Crollano le nascite insieme alla retorica: il governo Meloni ha perso la battaglia demografica

Il calo record della natalità smonta la retorica del governo Meloni: incentivi insufficienti non fermano il crollo demografico

Crollano le nascite insieme alla retorica: il governo Meloni ha perso la battaglia demografica

In Italia nel 2024 sono nati 369.944 bambini: quasi diecimila in meno rispetto al 2023, secondo l’ultimo report sulla natalità diffuso dall’Istat. Nei primi sette mesi del 2025 il crollo accelera: 13mila nati in meno rispetto allo stesso periodo dell’anno precedente, pari a un -6,3 per cento. La fecondità media per donna si ferma a 1,18 nel 2024 e scende a una stima provvisoria di 1,13 nel 2025, il livello più basso della storia repubblicana. Dal 2008, quando erano oltre 576mila, abbiamo perso 207mila nascite: un -35,8 per cento che fotografa una crisi strutturale, non un incidente statistico.

La riduzione riguarda soprattutto i figli di genitori entrambi italiani (78,2 per cento del totale), mentre la componente straniera, pur in calo, frena la caduta. Ma anche le donne straniere hanno ridotto sensibilmente la fecondità, passando da 2,31 figli per donna nel 2010 a 1,79 nel 2024. Non si tratta di un improvviso rifiuto della genitorialità, ma dell’effetto combinato di precarietà lavorativa, salari bassi, costo dell’abitare e prolungamento dell’ingresso nell’età adulta indipendente.

Una crisi generazionale e territoriale

Il calo dipende dal crollo delle generazioni nate dagli anni Settanta, dalla precarietà del lavoro giovanile e dall’età sempre più avanzata in cui si diventa genitori: 32 anni per il primo figlio, tre in più rispetto al 1995. Le difficoltà a passare dal primo al secondo figlio si confermano nei numeri: i primogeniti calano del 2,7 per cento, i secondi del 2,9. Il rinvio della maternità e della paternità restringe lo spazio biologico disponibile e consolida la scelta di restare senza figli o di fermarsi al primo.
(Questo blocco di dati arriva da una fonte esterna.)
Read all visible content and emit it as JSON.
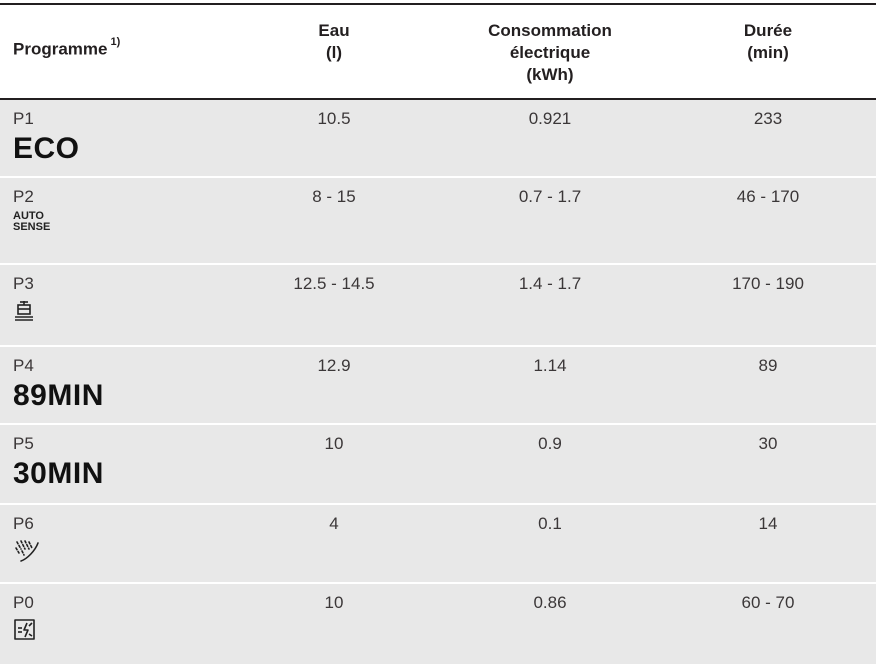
{
  "header": {
    "programme": "Programme",
    "programme_note": "1)",
    "eau_line1": "Eau",
    "eau_line2": "(l)",
    "conso_line1": "Consommation",
    "conso_line2": "électrique",
    "conso_line3": "(kWh)",
    "duree_line1": "Durée",
    "duree_line2": "(min)"
  },
  "rows": [
    {
      "code": "P1",
      "label": "ECO",
      "eau": "10.5",
      "conso": "0.921",
      "duree": "233"
    },
    {
      "code": "P2",
      "label_line1": "AUTO",
      "label_line2": "SENSE",
      "eau": "8 - 15",
      "conso": "0.7 - 1.7",
      "duree": "46 - 170"
    },
    {
      "code": "P3",
      "icon": "intensive-pots-icon",
      "eau": "12.5 - 14.5",
      "conso": "1.4 - 1.7",
      "duree": "170 - 190"
    },
    {
      "code": "P4",
      "label": "89MIN",
      "eau": "12.9",
      "conso": "1.14",
      "duree": "89"
    },
    {
      "code": "P5",
      "label": "30MIN",
      "eau": "10",
      "conso": "0.9",
      "duree": "30"
    },
    {
      "code": "P6",
      "icon": "rinse-spray-icon",
      "eau": "4",
      "conso": "0.1",
      "duree": "14"
    },
    {
      "code": "P0",
      "icon": "machine-care-icon",
      "eau": "10",
      "conso": "0.86",
      "duree": "60 - 70"
    }
  ],
  "colors": {
    "row_bg": "#e8e8e8",
    "text": "#231f20"
  }
}
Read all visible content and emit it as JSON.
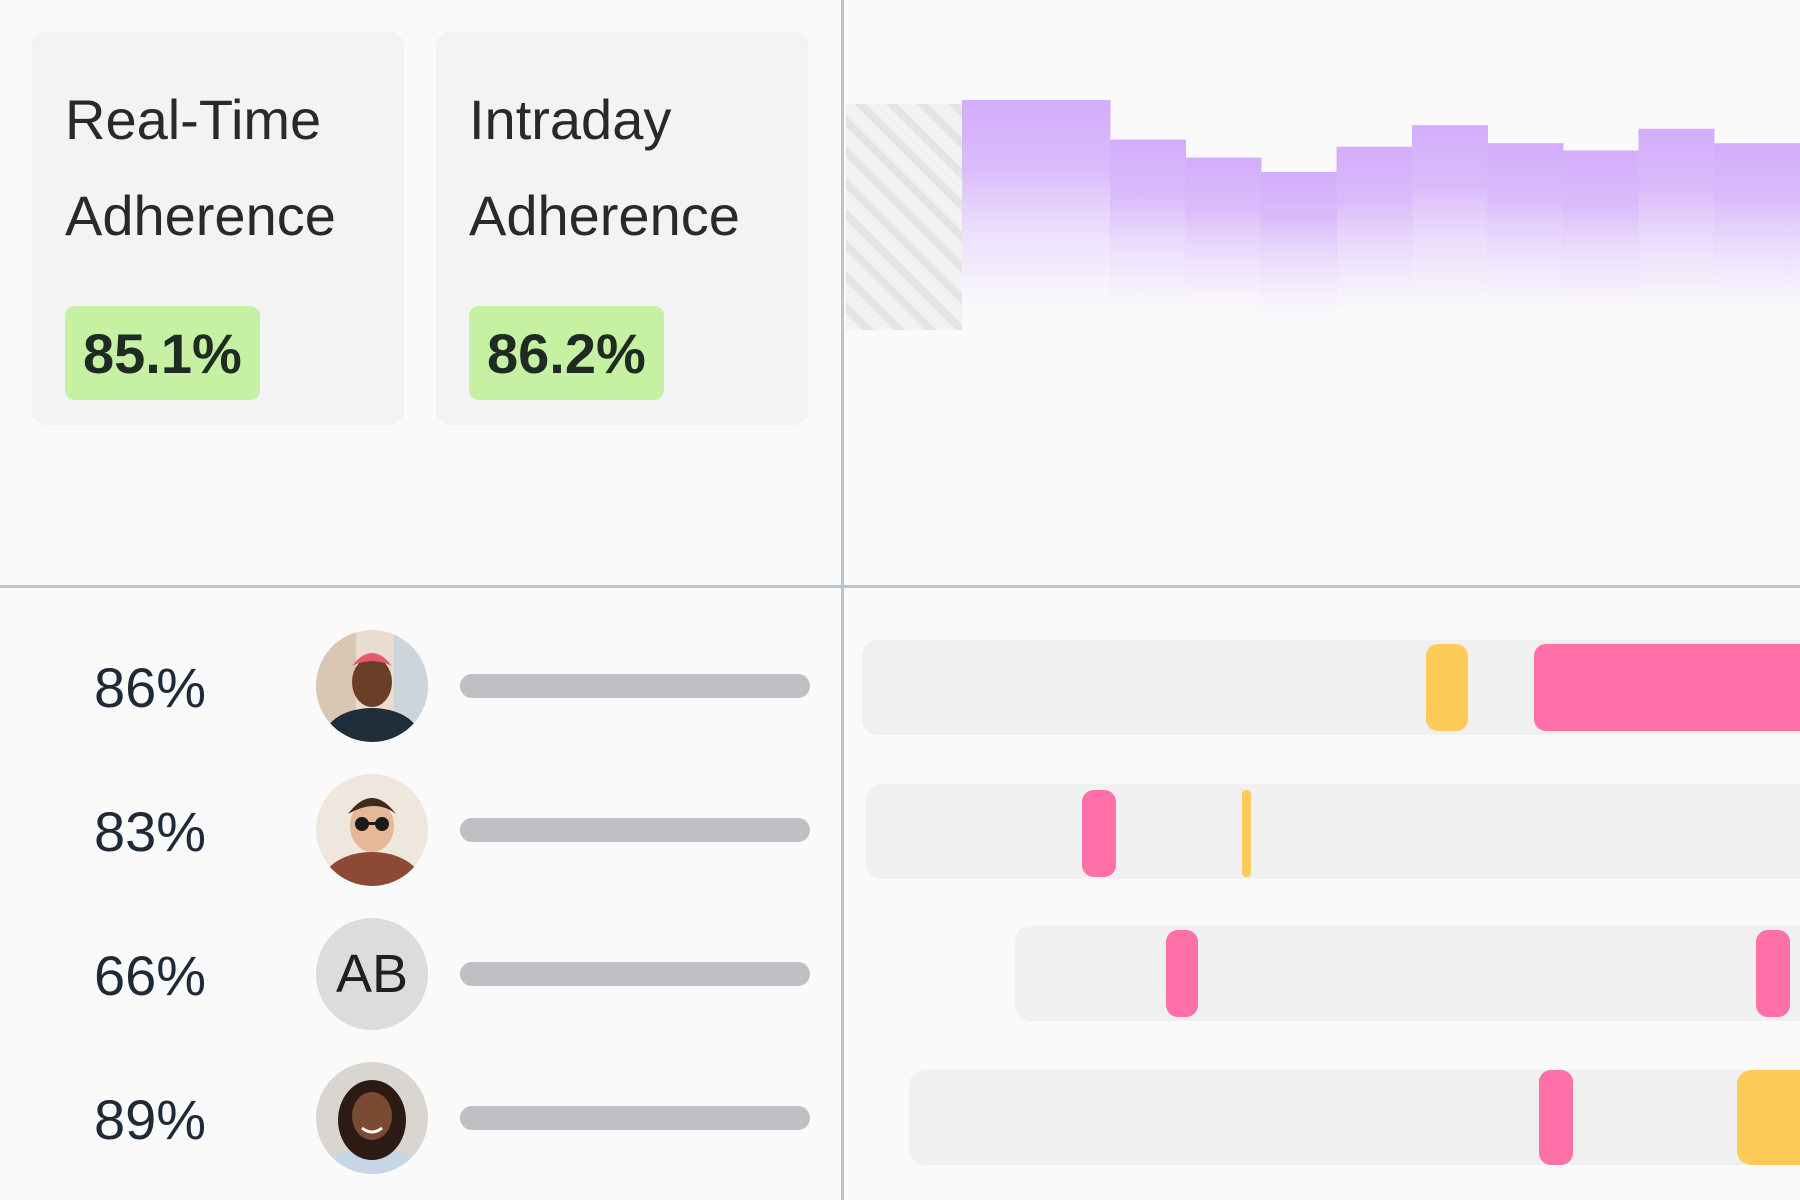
{
  "cards": [
    {
      "title_line1": "Real-Time",
      "title_line2": "Adherence",
      "value": "85.1%"
    },
    {
      "title_line1": "Intraday",
      "title_line2": "Adherence",
      "value": "86.2%"
    }
  ],
  "chart_data": {
    "type": "area",
    "x": [
      0,
      1,
      2,
      3,
      4,
      5,
      6,
      7,
      8,
      9,
      10
    ],
    "values": [
      86,
      75,
      70,
      66,
      73,
      79,
      74,
      72,
      78,
      74,
      74
    ],
    "ylim": [
      0,
      100
    ],
    "fill_color": "#d3adfb",
    "no_data_region": "hatched",
    "grid": false
  },
  "agents": [
    {
      "adherence": "86%",
      "avatar_type": "photo",
      "avatar_icon": "person-photo-icon"
    },
    {
      "adherence": "83%",
      "avatar_type": "photo",
      "avatar_icon": "person-photo-icon"
    },
    {
      "adherence": "66%",
      "avatar_type": "initials",
      "initials": "AB"
    },
    {
      "adherence": "89%",
      "avatar_type": "photo",
      "avatar_icon": "person-photo-icon"
    }
  ],
  "colors": {
    "badge_green": "#c6f1a2",
    "segment_pink": "#ff6fa8",
    "segment_yellow": "#fdcb57",
    "track_gray": "#f0f0f0"
  }
}
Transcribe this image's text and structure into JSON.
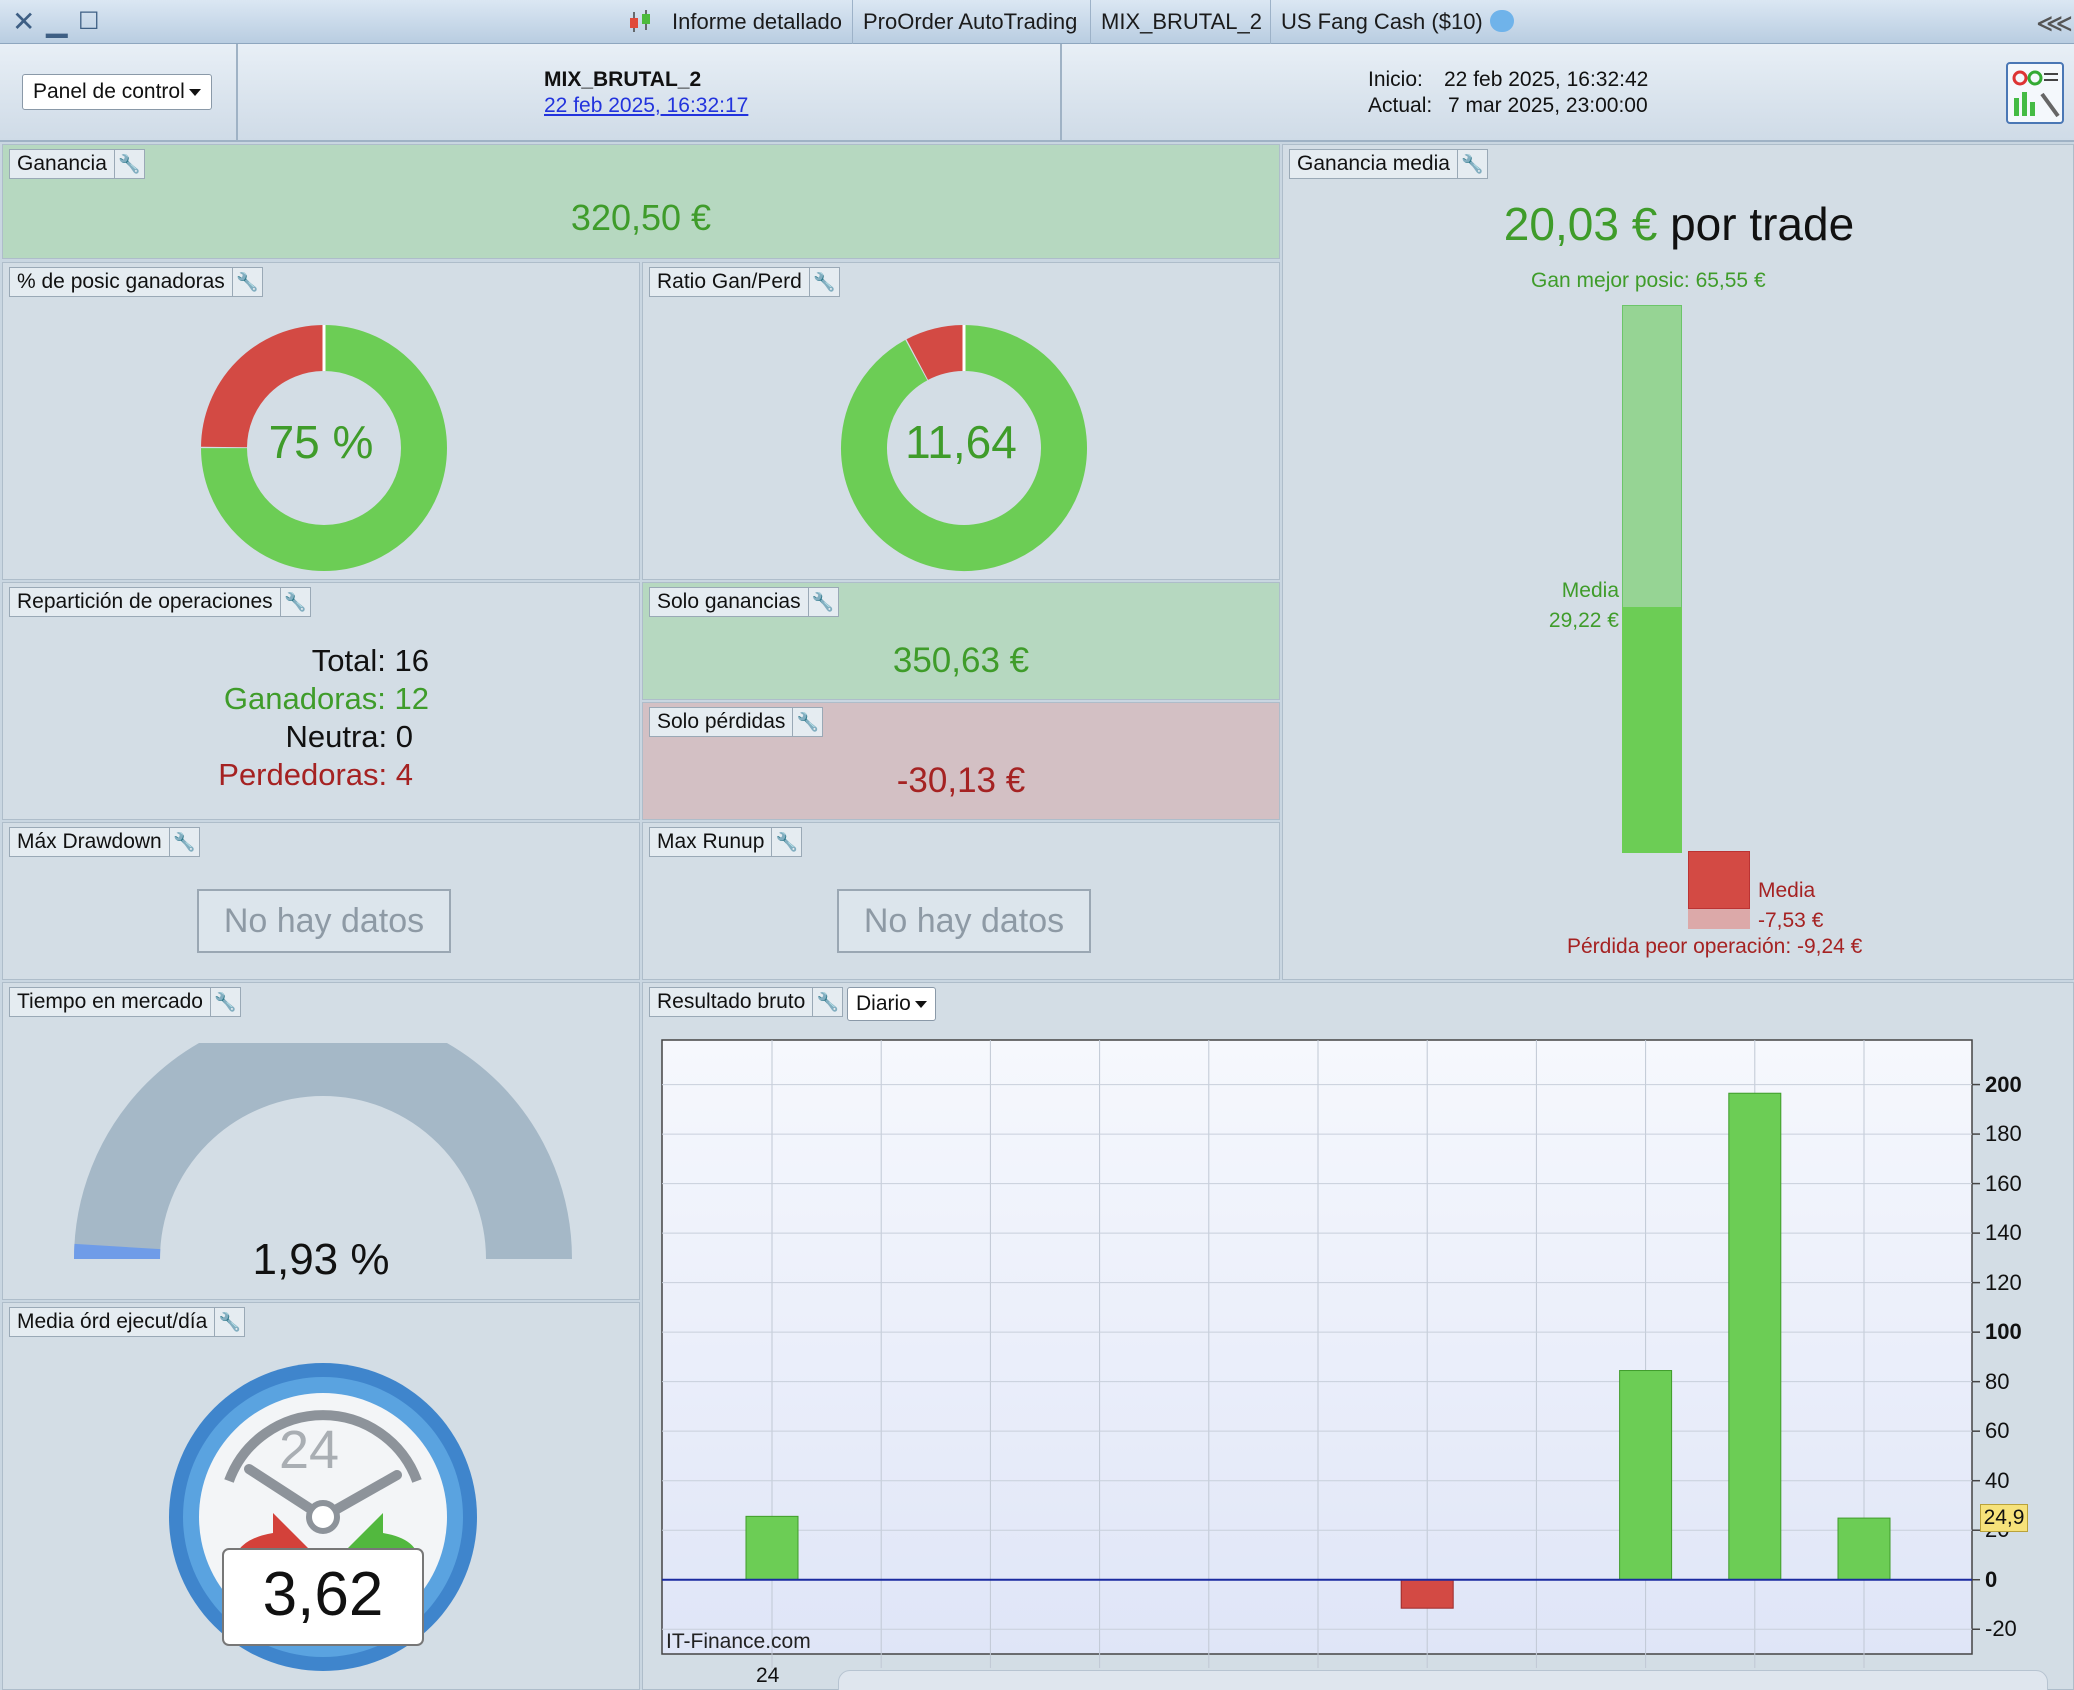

Le differenze territoriali aggravano il quadro: nel 2025 Abruzzo e Sardegna perdono oltre il 10 per cento delle nascite, mentre solo Valle d’Aosta (+5,5), Bolzano (+1,9) e Trento (+0,6) segnano un lieve aumento. Il crollo è più intenso nel Mezzogiorno e nel Centro, con un Nord in rallentamento ma non in inversione. Non è un caso che nelle aree con tassi occupazionali femminili più bassi la denatalità sia più rapida: senza autonomia economica non si costruiscono famiglie. Anche le coppie straniere, che in passato garantivano una tenuta demografica, iniziano a seguire le stesse dinamiche di rinuncia delle coppie italiane.

Dalla propaganda alla realtà: le misure non sostengono la scelta di avere figli

Il governo Meloni ha costruito la propria narrazione sulla “battaglia demografica”, promettendo un’“Italia che torna a generare futuro”. Ha potenziato l’Assegno Unico senza adeguarlo al costo reale di un figlio, introdotto un bonus per le madri lavoratrici che però esclude disoccupate e precarie, annunciato un quoziente familiare mai realizzato e concesso fringe benefit legati al reddito, favorendo famiglie con lavori stabili. La politica fiscale premia chi ha già un reddito sicuro, ignorando la questione di chi un reddito non ce l’ha o vive di contratti intermittenti. L’assenza di una riforma dei congedi parentali, la mancata gratuità universale degli asili nido e l’assenza di una strategia per il caro affitti lasciano intatti i fattori che scoraggiano la genitorialità.

La narrazione della “difesa della natalità italiana” collide con la realtà di un Paese che taglia il welfare e spera nei figli dei migranti per mantenere il sistema previdenziale. La stessa componente straniera, un tempo considerata bacino fertile, ora risente della stessa precarietà economica che investe le famiglie italiane. Le condizioni sociali in cui si progetta un futuro sono peggiorate, mentre il governo si limita a organizzare convegni e invocare “un ritorno al coraggio di costruire una famiglia”, trasferendo la responsabilità della crisi sulle scelte individuali.

La fotografia dell’Istat è inequivocabile: in un Paese che parla di natalità mentre rende più difficile l’autonomia dei giovani, la genitorialità si trasforma in un rischio, non in una possibilità. Le culle non si svuotano per mancanza di valori, ma per mancanza di condizioni materiali. E davanti alla curva delle nascite che continua a precipitare, la retorica non genera nuovi figli. Solo nuove contraddizioni.